2. Liauchonak I, Qorri B, Dawoud F, Riat Y, Szewczuk MR. Non-Nutritive Sweeteners and Their Implications on the Development of Metabolic Syndrome. Nutrients. 2019;11(3):644.
3. Roberts A. The safety and regulatory process for low calorie sweeteners in the United States. Physiology & Behavior. 2016;164(Pt B):439-44.
4. Ruiz-Ojeda FJ, Plaza-Diaz J, Saez-Lara MJ, Gil A. Effects of Sweeteners on the Gut Microbiota: A Review of Experimental Studies and Clinical Trials.
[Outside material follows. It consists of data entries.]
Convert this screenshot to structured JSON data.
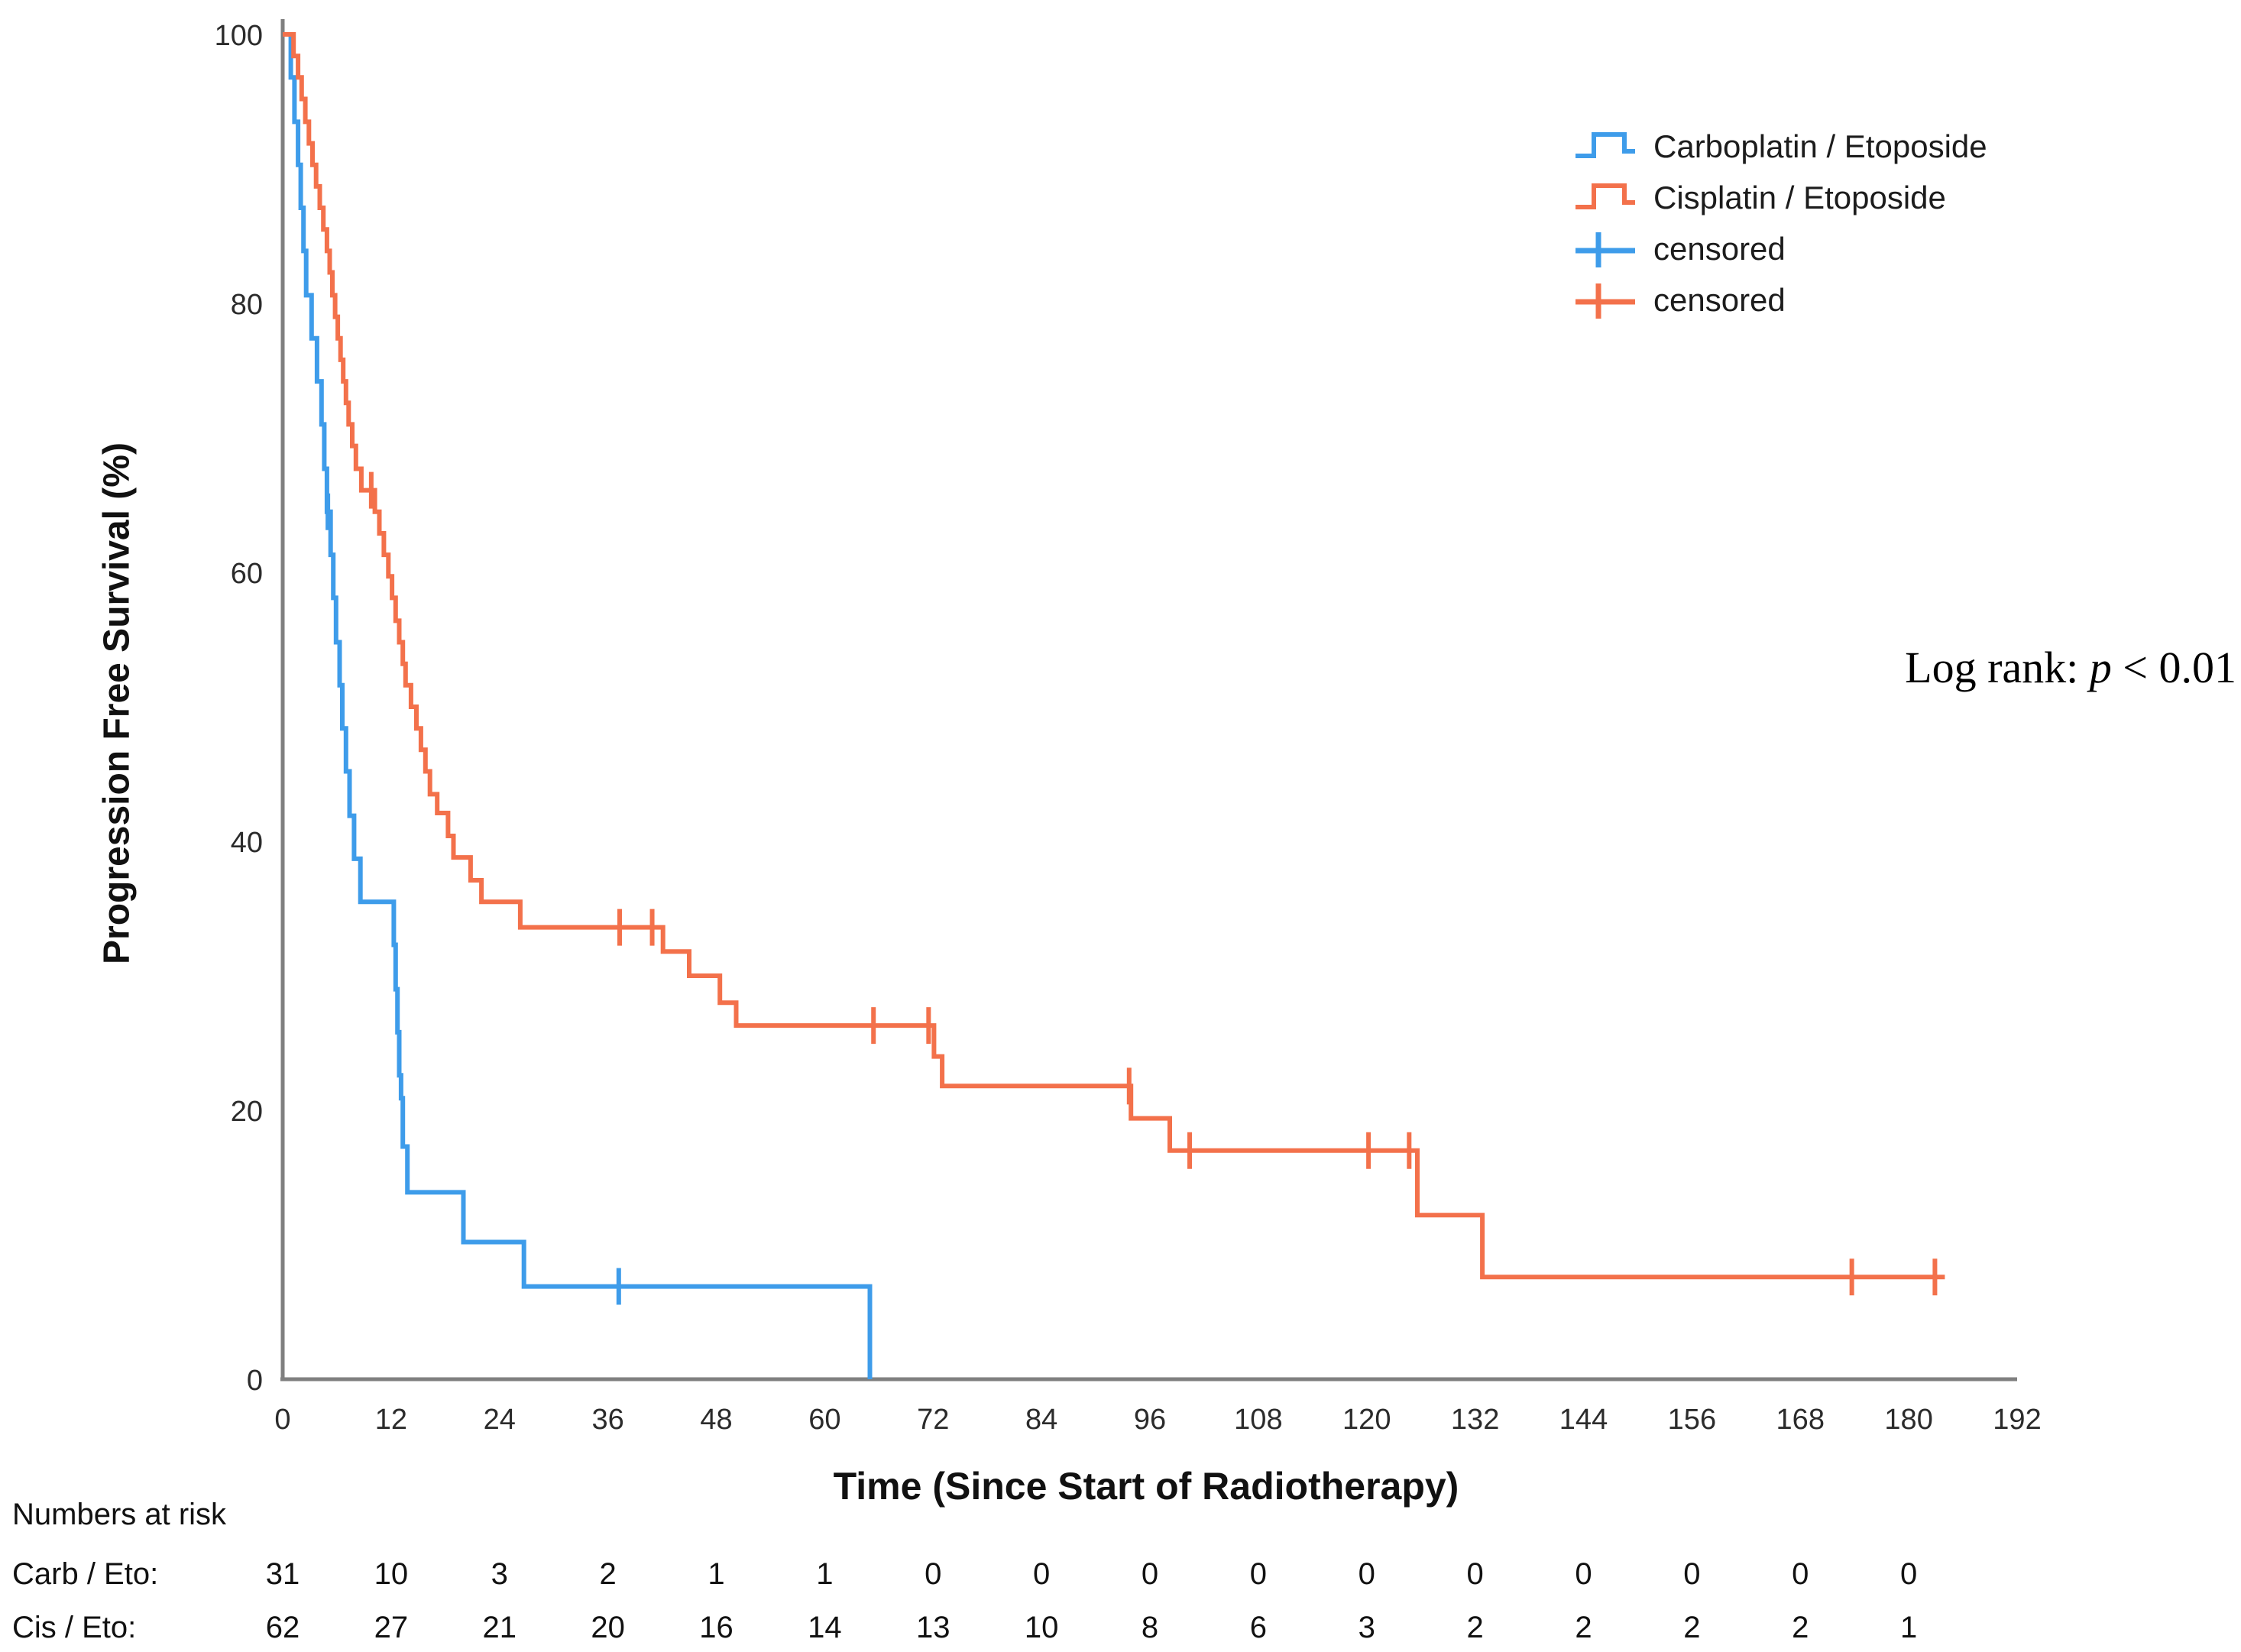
{
  "annotation": {
    "prefix": "Log rank: ",
    "p_symbol": "p",
    "comparison": " < 0.01"
  },
  "colors": {
    "carboplatin": "#3E9CEA",
    "cisplatin": "#F3714B",
    "axis": "#7f7f7f"
  },
  "legend": {
    "items": [
      {
        "label": "Carboplatin / Etoposide",
        "color": "#3E9CEA",
        "symbol": "step-line"
      },
      {
        "label": "Cisplatin / Etoposide",
        "color": "#F3714B",
        "symbol": "step-line"
      },
      {
        "label": "censored",
        "color": "#3E9CEA",
        "symbol": "plus"
      },
      {
        "label": "censored",
        "color": "#F3714B",
        "symbol": "plus"
      }
    ]
  },
  "chart_data": {
    "type": "line",
    "subtype": "kaplan-meier-step",
    "title": "",
    "xlabel": "Time (Since Start of Radiotherapy)",
    "ylabel": "Progression Free Survival (%)",
    "xlim": [
      0,
      192
    ],
    "ylim": [
      0,
      100
    ],
    "xticks": [
      0,
      12,
      24,
      36,
      48,
      60,
      72,
      84,
      96,
      108,
      120,
      132,
      144,
      156,
      168,
      180,
      192
    ],
    "yticks": [
      0,
      20,
      40,
      60,
      80,
      100
    ],
    "grid": false,
    "legend_position": "upper right",
    "series": [
      {
        "name": "Carboplatin / Etoposide",
        "color": "#3E9CEA",
        "end": 65,
        "points": [
          [
            0,
            100
          ],
          [
            0.9,
            96.8
          ],
          [
            1.3,
            93.5
          ],
          [
            1.7,
            90.3
          ],
          [
            2.0,
            87.1
          ],
          [
            2.3,
            83.9
          ],
          [
            2.6,
            80.6
          ],
          [
            3.2,
            77.4
          ],
          [
            3.8,
            74.2
          ],
          [
            4.3,
            71.0
          ],
          [
            4.6,
            67.7
          ],
          [
            4.9,
            64.5
          ],
          [
            5.3,
            61.3
          ],
          [
            5.6,
            58.1
          ],
          [
            5.9,
            54.8
          ],
          [
            6.3,
            51.6
          ],
          [
            6.6,
            48.4
          ],
          [
            7.0,
            45.2
          ],
          [
            7.4,
            41.9
          ],
          [
            7.9,
            38.7
          ],
          [
            8.6,
            35.5
          ],
          [
            12.3,
            32.3
          ],
          [
            12.5,
            29.0
          ],
          [
            12.7,
            25.8
          ],
          [
            12.9,
            22.6
          ],
          [
            13.1,
            20.9
          ],
          [
            13.3,
            17.3
          ],
          [
            13.8,
            13.9
          ],
          [
            20.0,
            10.2
          ],
          [
            26.7,
            6.9
          ],
          [
            65.0,
            0
          ]
        ],
        "censored": [
          [
            5.0,
            64.5
          ],
          [
            37.2,
            6.9
          ]
        ]
      },
      {
        "name": "Cisplatin / Etoposide",
        "color": "#F3714B",
        "end": 184,
        "points": [
          [
            0,
            100
          ],
          [
            1.2,
            98.4
          ],
          [
            1.7,
            96.8
          ],
          [
            2.1,
            95.2
          ],
          [
            2.5,
            93.5
          ],
          [
            2.9,
            91.9
          ],
          [
            3.3,
            90.3
          ],
          [
            3.7,
            88.7
          ],
          [
            4.1,
            87.1
          ],
          [
            4.5,
            85.5
          ],
          [
            4.9,
            83.9
          ],
          [
            5.2,
            82.3
          ],
          [
            5.5,
            80.6
          ],
          [
            5.8,
            79.0
          ],
          [
            6.1,
            77.4
          ],
          [
            6.4,
            75.8
          ],
          [
            6.7,
            74.2
          ],
          [
            7.0,
            72.6
          ],
          [
            7.3,
            71.0
          ],
          [
            7.7,
            69.4
          ],
          [
            8.1,
            67.7
          ],
          [
            8.7,
            66.1
          ],
          [
            10.2,
            64.5
          ],
          [
            10.7,
            62.9
          ],
          [
            11.2,
            61.3
          ],
          [
            11.7,
            59.7
          ],
          [
            12.1,
            58.1
          ],
          [
            12.5,
            56.4
          ],
          [
            12.9,
            54.8
          ],
          [
            13.3,
            53.2
          ],
          [
            13.6,
            51.6
          ],
          [
            14.2,
            50.0
          ],
          [
            14.8,
            48.4
          ],
          [
            15.3,
            46.8
          ],
          [
            15.8,
            45.2
          ],
          [
            16.3,
            43.5
          ],
          [
            17.1,
            42.1
          ],
          [
            18.3,
            40.4
          ],
          [
            18.9,
            38.8
          ],
          [
            20.8,
            37.1
          ],
          [
            22.0,
            35.5
          ],
          [
            26.3,
            33.6
          ],
          [
            42.1,
            31.8
          ],
          [
            45.0,
            30.0
          ],
          [
            48.4,
            28.0
          ],
          [
            50.2,
            26.3
          ],
          [
            72.1,
            24.0
          ],
          [
            73.0,
            21.8
          ],
          [
            93.9,
            19.4
          ],
          [
            98.2,
            17.0
          ],
          [
            125.6,
            12.2
          ],
          [
            132.8,
            7.6
          ]
        ],
        "censored": [
          [
            9.8,
            66.1
          ],
          [
            37.3,
            33.6
          ],
          [
            40.9,
            33.6
          ],
          [
            65.4,
            26.3
          ],
          [
            71.5,
            26.3
          ],
          [
            93.7,
            21.8
          ],
          [
            100.4,
            17.0
          ],
          [
            120.2,
            17.0
          ],
          [
            124.7,
            17.0
          ],
          [
            173.7,
            7.6
          ],
          [
            182.9,
            7.6
          ]
        ]
      }
    ]
  },
  "risk_table": {
    "title": "Numbers at risk",
    "times": [
      0,
      12,
      24,
      36,
      48,
      60,
      72,
      84,
      96,
      108,
      120,
      132,
      144,
      156,
      168,
      180
    ],
    "rows": [
      {
        "label": "Carb / Eto:",
        "values": [
          31,
          10,
          3,
          2,
          1,
          1,
          0,
          0,
          0,
          0,
          0,
          0,
          0,
          0,
          0,
          0
        ]
      },
      {
        "label": "Cis / Eto:",
        "values": [
          62,
          27,
          21,
          20,
          16,
          14,
          13,
          10,
          8,
          6,
          3,
          2,
          2,
          2,
          2,
          1
        ]
      }
    ]
  }
}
Adv Nutr. 2019;10(suppl_1):S31-s48.
5. Fitch C, Keim KS. Position of the Academy of Nutrition and Dietetics: Use of Nutritive and Nonnutritive Sweeteners. Journal of the Academy of Nutrition and Dietetics. 2012;112(5):739-58.
6. Lenhart A, Chey WD. A Systematic Review of the Effects of Polyols on Gastrointestinal Health and Irritable Bowel Syndrome. Advances in nutrition (Bethesda, Md). 2017;8(4):587-96.
7. Yao CK, Tan HL, van Langenberg DR, Barrett JS, Rose R, Liels K, et al. Dietary sorbitol and mannitol: food content and distinct absorption patterns between healthy individuals and patients with irritable bowel syndrome. J Hum Nutr Diet. 2014;27 Suppl 2:263-75.
8. Jotham S, Tal K, David Z, Gili Z-S, Christoph AT, Ori M, et al. Artificial sweeteners induce glucose intolerance by altering the gut microbiota. Nature. 2014;514(7521).